Before, variation in numbers of palm trees among tropical regions had not been quantified. Now a study led by Bob Muscarella at Uppsala University in Sweden and Thaise Emilio at University of Campinas in Brazil has made the first global assessment of their numbers. Over 200 co-authors from 48 countries contributed to the scientific article.
“To get a better understanding of tropical forests and reduce uncertainty about carbon balance in these ecosystems during climate change, we summarised data to show how the number of palms vary around the world compared with other tree species,” Muscarella says.
Drawing from existing networks of forest plots (including forestplots.net, PPBio, Rainfor, AfriTRON), the researchers compiled a huge database of 2,548 plots and then quantified palm numbers relative to other tree species in the sample plots.
The study results show that in the Neotropical rainforests (such as Amazonia), palms are more than five times more numerous than in comparable Asian and African forests. Many palms were already known to prefer land with a good groundwater supply, and the new study confirmed that palm trees were more plentiful in wetter areas with less fertile soils and shallower groundwater.

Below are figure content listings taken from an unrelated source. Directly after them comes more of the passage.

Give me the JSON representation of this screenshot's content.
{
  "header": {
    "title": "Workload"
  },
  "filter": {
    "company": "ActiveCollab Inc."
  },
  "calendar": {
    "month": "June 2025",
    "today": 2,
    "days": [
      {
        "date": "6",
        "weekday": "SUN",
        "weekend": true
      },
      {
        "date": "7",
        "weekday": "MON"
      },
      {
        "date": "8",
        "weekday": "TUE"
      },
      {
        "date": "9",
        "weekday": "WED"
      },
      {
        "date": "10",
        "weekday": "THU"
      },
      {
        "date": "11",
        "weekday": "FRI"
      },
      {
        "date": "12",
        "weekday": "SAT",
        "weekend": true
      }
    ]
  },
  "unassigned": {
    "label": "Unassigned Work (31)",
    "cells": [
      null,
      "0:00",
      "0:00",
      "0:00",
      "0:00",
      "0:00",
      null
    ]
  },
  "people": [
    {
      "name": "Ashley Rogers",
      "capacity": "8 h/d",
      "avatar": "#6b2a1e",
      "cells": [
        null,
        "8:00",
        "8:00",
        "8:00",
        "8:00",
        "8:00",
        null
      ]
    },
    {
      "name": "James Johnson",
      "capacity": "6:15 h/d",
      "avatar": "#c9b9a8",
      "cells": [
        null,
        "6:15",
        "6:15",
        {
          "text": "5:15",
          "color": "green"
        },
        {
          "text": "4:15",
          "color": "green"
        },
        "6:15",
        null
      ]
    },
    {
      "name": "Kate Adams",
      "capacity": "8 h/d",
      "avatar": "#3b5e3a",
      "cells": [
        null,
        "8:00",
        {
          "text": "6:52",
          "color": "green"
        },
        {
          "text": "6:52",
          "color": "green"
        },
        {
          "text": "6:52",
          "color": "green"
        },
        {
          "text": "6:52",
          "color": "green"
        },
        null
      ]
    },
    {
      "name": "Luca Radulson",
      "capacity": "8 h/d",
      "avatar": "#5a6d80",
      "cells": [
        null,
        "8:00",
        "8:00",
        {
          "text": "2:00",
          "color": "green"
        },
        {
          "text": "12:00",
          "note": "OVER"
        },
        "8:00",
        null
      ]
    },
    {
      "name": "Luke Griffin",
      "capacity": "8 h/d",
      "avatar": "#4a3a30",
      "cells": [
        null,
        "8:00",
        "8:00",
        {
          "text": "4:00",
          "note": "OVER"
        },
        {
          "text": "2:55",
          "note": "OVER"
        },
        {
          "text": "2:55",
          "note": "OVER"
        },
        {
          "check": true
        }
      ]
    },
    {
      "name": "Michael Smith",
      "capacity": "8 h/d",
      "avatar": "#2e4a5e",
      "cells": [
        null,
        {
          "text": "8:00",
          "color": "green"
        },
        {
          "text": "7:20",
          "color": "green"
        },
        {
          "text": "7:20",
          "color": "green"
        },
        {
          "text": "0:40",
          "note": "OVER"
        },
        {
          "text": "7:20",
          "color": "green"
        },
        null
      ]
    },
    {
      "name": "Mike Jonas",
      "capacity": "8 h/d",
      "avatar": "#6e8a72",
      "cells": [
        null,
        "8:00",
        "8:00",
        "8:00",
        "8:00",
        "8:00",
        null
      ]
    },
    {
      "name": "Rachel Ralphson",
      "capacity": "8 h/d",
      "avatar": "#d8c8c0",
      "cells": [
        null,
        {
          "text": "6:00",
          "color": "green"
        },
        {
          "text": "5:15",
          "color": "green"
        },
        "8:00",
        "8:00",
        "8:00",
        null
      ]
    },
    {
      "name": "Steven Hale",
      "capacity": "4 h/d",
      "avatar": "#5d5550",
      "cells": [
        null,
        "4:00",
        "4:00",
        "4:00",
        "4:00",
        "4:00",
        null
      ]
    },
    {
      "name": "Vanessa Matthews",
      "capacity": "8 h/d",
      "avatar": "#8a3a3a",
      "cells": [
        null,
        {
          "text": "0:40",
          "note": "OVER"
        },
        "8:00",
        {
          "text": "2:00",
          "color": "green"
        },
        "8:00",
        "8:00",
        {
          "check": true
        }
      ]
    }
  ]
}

Tropical rainforests are often seen as synonymous with biodiversity. However, this diversity is not evenly distributed, and most plants in a given area belong to only a handful of species. More than half of the total biomass in the Amazon rainforest is distributed among fewer than 300 tree species – including several species of palms.
“Understanding the dominant species in tropical forests is crucial to recognising how these forests function and how vulnerable they’re going to be to disturbances and climate change in the future,” Muscarella says.
Being monocotyledons (the seed produces only one first leaf, or cotyledon) palms are more closely related to grasses than to the deciduous trees of the tropics, for instance. Palms therefore differ in many fundamental ways, in anatomy and physiology, from other tropical trees. These differences may have far-reaching implications when it comes to estimating uptake and storage (sequestration) of carbon in tropical forests, as well as their resilience to climate change. The new study provides knowledge with a vital bearing on further research into both of these aspects.
“Impressive levels of palm abundance do not come as a surprise to many tropical forest researchers. Days of work may be necessary to measure all the palms of a single hectare in some places in the middle of Amazon. However, a fair representation of palms in studies of tropical forests functioning is yet to come. Showing where and when palms must be considered is a major contribution of our new study,” Emilio says.